WITH data_to_insert (id, name, address) AS ( SELECT id, name, address FROM customer_staging WHERE id NOT IN (SELECT native_id FROM customer_dimension) ), insert_new_records_dim AS ( INSERT INTO customer_dimension (native_id, name, address) SELECT id, name, address FROM data_to_insert RETURNING * )SELECT (SELECT count(*) FROM insert_new_records_dim) as new_records; WITH insert_new_records_history AS ( INSERT INTO customer_history (customer_key, native_id, name, address) SELECT customer_key, native_id, name, address FROM customer_dimension WHERE customer_key NOT IN (SELECT customer_key FROM customer_history) RETURNING * ), data_to_update (key, name,native_id, address, previous_address) AS ( SELECT cd.customer_key,cd.name, cd.native_id, cs.address, cd.address FROM customer_staging cs JOIN customer_dimension cd ON cs.id= cd.native_id AND cs.address != cd.address ), update_hist_records AS ( UPDATE customer_history SET end_date = CURRENT_DATE FROM data_to_update WHERE customer_key = data_to_update.key AND customer_history.native_id = data_to_update.native_id AND customer_history.address = data_to_update.previous_address AND end_date = '9999-12-31' RETURNING * ), update_records AS ( UPDATE customer_dimension SET address = data_to_update.address FROM data_to_update WHERE customer_key = data_to_update.key RETURNING * ), insert_recent_records_history AS ( INSERT INTO customer_history (customer_key, native_id, name, address) SELECT key, native_id, name, address FROM data_to_update RETURNING * ) SELECT (SELECT count(*) FROM insert_new_records_history) as new_hist_records, (SELECT count(*) FROM update_hist_records) as updated_hist_records, (SELECT count(*) FROM update_records) as update_records, (SELECT count(*) FROM insert_recent_records_history) as most_recent_hist_records ;
Notice how we first add the new records and then we start the process to keep history and update records. This is one way to do it. Another way to do it would be to track the changes to intermediate tables and retrieve the data from there to perform history updates and inserts. Perhaps the latter is cleaner but this could be subjective.
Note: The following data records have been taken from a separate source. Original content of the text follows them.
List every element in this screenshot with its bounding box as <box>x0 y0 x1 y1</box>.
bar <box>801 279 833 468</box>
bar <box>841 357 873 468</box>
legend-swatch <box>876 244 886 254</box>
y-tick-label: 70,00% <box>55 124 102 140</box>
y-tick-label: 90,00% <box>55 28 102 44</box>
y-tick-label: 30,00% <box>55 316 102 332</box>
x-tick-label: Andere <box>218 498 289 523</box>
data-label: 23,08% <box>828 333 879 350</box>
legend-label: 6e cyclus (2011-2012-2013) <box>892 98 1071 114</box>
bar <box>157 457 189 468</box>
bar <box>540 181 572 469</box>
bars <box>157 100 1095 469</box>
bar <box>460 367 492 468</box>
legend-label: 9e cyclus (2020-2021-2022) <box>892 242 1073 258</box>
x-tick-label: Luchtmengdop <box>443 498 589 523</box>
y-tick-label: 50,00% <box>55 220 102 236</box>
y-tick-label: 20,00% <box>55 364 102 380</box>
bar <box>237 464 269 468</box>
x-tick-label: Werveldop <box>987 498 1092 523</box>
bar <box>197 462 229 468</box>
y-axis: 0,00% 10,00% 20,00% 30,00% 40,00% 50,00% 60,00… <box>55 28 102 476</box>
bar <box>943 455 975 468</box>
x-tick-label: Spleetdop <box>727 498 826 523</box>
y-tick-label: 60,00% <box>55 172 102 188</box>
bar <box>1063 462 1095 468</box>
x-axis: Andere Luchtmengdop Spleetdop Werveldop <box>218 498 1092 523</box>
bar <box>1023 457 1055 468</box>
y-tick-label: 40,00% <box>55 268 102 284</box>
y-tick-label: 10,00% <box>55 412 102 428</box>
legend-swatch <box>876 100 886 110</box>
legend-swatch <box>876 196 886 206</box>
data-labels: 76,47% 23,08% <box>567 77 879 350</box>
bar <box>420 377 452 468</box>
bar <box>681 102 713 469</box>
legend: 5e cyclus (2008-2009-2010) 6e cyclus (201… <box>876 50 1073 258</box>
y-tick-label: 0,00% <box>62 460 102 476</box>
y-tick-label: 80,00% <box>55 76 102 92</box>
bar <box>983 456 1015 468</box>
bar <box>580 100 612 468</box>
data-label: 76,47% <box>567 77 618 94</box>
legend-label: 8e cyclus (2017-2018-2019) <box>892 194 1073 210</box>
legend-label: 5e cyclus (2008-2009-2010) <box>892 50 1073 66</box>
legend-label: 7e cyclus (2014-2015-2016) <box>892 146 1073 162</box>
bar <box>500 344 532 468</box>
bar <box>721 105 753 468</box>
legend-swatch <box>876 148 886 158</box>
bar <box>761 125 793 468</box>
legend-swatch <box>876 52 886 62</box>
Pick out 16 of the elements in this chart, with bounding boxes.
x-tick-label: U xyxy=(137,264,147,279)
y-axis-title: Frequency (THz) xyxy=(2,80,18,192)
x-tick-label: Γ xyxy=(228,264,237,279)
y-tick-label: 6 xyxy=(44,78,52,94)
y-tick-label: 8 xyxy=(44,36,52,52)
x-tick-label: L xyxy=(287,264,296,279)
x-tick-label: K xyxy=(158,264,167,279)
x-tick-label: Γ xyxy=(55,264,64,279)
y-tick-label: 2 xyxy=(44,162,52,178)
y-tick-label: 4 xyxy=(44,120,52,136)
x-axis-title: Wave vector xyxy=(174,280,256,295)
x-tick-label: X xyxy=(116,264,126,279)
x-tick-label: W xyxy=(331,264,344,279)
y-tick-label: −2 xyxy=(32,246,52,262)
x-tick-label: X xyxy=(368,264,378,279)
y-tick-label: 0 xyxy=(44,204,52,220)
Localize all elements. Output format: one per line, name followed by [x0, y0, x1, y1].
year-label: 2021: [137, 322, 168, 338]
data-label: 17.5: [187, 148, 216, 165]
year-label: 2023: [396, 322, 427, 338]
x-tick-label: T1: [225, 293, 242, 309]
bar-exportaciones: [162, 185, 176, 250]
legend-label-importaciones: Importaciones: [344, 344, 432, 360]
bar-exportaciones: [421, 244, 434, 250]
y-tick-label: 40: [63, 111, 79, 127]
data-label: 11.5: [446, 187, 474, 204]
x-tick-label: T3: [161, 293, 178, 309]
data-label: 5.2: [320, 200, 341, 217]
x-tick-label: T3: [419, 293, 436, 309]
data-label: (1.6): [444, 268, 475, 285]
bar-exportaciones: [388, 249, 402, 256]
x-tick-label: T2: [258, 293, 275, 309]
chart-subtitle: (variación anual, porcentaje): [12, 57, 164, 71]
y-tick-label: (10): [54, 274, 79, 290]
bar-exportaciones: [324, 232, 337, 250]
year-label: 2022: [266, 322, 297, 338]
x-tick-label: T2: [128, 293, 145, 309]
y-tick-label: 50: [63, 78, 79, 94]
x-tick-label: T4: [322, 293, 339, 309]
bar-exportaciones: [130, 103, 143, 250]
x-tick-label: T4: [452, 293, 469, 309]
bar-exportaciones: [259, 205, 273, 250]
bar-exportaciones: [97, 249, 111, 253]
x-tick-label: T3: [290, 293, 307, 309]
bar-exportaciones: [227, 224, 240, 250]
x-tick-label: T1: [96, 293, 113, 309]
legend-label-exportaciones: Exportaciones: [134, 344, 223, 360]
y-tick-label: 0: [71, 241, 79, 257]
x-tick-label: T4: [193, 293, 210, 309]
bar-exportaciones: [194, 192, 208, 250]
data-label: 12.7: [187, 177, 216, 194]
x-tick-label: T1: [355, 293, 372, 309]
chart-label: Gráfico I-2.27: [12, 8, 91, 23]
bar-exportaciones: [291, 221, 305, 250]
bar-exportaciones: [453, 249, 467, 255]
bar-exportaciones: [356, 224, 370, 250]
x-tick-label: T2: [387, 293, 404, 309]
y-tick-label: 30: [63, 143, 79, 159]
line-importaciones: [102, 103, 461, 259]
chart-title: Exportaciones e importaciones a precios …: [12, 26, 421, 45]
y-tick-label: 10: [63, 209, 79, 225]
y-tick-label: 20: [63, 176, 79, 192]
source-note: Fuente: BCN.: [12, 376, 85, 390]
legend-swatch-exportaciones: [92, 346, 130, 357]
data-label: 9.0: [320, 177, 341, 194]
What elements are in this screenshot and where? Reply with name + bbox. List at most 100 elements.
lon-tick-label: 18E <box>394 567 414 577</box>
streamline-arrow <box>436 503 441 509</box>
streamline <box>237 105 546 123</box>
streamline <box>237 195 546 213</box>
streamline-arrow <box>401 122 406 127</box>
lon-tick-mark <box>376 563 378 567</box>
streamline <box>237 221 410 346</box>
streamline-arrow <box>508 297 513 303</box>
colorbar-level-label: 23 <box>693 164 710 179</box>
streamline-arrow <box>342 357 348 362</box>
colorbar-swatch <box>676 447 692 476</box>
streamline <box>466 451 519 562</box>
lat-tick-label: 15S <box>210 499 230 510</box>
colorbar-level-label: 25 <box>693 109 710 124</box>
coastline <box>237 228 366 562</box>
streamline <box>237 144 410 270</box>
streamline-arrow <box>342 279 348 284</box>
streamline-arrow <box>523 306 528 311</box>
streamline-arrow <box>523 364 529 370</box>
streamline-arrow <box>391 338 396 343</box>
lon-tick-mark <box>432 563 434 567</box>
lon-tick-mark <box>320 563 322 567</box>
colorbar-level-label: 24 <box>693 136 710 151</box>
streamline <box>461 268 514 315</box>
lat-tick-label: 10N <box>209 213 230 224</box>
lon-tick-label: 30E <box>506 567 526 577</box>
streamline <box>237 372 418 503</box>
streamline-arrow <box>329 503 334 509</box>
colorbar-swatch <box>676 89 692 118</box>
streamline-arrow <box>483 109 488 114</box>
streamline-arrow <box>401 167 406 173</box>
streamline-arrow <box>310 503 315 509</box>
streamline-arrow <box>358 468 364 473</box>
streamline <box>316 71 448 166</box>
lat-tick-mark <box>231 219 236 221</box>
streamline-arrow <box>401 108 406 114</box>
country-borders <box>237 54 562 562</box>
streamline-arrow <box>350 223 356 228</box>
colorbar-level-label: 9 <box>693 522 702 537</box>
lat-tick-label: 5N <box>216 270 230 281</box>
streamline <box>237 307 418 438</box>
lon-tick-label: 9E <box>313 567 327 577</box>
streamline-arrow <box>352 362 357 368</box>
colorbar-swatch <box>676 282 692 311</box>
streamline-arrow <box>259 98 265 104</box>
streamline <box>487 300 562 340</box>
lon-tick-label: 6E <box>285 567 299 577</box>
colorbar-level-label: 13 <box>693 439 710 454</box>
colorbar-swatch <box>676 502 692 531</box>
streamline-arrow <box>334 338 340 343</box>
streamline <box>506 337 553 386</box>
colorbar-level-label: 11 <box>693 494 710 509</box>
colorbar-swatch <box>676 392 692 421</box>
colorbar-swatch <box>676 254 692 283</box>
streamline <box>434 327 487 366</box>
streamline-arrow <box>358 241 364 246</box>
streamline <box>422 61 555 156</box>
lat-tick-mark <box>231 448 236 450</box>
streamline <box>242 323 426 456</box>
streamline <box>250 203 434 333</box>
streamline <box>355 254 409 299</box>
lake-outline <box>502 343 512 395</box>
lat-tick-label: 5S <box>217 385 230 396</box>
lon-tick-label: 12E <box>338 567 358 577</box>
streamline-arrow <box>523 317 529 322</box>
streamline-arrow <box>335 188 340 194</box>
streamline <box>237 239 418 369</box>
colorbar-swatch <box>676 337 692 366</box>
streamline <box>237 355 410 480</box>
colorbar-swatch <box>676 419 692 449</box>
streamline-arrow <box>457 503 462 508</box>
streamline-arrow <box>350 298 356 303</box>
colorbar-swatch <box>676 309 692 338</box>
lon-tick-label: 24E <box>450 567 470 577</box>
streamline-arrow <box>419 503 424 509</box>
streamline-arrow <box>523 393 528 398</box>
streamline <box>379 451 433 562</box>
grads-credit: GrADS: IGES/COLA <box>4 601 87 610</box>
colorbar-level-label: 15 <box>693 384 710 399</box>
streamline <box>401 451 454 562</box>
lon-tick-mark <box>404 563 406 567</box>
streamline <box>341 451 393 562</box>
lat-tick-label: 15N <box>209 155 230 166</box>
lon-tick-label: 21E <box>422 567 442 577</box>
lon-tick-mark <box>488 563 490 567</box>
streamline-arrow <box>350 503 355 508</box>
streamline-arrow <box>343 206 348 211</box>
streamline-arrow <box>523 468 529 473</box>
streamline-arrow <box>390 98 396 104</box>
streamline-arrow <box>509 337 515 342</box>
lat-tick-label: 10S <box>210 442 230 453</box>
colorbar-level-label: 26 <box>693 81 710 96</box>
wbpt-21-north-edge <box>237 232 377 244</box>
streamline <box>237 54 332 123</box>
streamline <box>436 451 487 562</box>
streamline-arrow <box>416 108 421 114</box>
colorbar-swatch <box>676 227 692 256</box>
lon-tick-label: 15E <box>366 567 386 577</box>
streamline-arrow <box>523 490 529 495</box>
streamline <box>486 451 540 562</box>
In addition, keep in mind that if you are handling all those externally from some software, you can use an ORM and most of them include a historicity functionality which requires minimum configuration typically.
Type 6
For this approach, we will modify our dimension table with the following:
ALTER TABLE customer_dimension ADD COLUMN start_date date DEFAULT CURRENT_DATE; ALTER TABLE customer_dimension ADD COLUMN end_date date DEFAULT '31-12-9999'; ALTER TABLE customer_dimension ADD COLUMN is_current boolean DEFAULT TRUE; ALTER TABLE customer_dimension RENAME COLUMN address TO current_address; ALTER TABLE customer_dimension ADD COLUMN previous_address VARCHAR;
And our script will be:
WITH data_to_insert (id, name, current_address, previous_address) AS ( SELECT id, name, address, address FROM customer_staging WHERE id NOT IN (SELECT native_id FROM customer_dimension) ), data_to_update (key, native_id, name, address) AS ( SELECT cd.customer_key, cs.id,cs.name, cs.address FROM customer_staging cs JOIN customer_dimension cd ON cs.id= cd.native_id AND cs.address != cd.current_address ),update_records AS ( UPDATE customer_dimension SET current_address = address, end_date=CURRENT_DATE, is_current=FALSE FROM data_to_update WHERE customer_dimension.native_id = data_to_update.native_id RETURNING * ), insert_updated_records AS ( INSERT INTO customer_dimension (native_id, name, current_address, previous_address) SELECT DISTINCT native_id, name, address, address FROM data_to_update RETURNING * ), insert_new_records AS ( INSERT INTO customer_dimension (native_id, name, previous_address, current_address) SELECT id, name, previous_address,current_address FROM data_to_insert RETURNING * ) SELECT (SELECT count(*) FROM insert_updated_records) as inserted_updated_records, (SELECT count(*) FROM insert_new_records) as new_records, (SELECT count(*) FROM update_records) as updated_records ;
The tricky part could be here to update the correct records with the correct information every time. .
Conclusion
That was a long post, but hopefully, you know have a better understanding of SCD, which really are a critical aspect in those projects and often is underused or misused. Overall, it is suggested to go with a Type 2 when you design your schema and proceed from there, according to your requirements.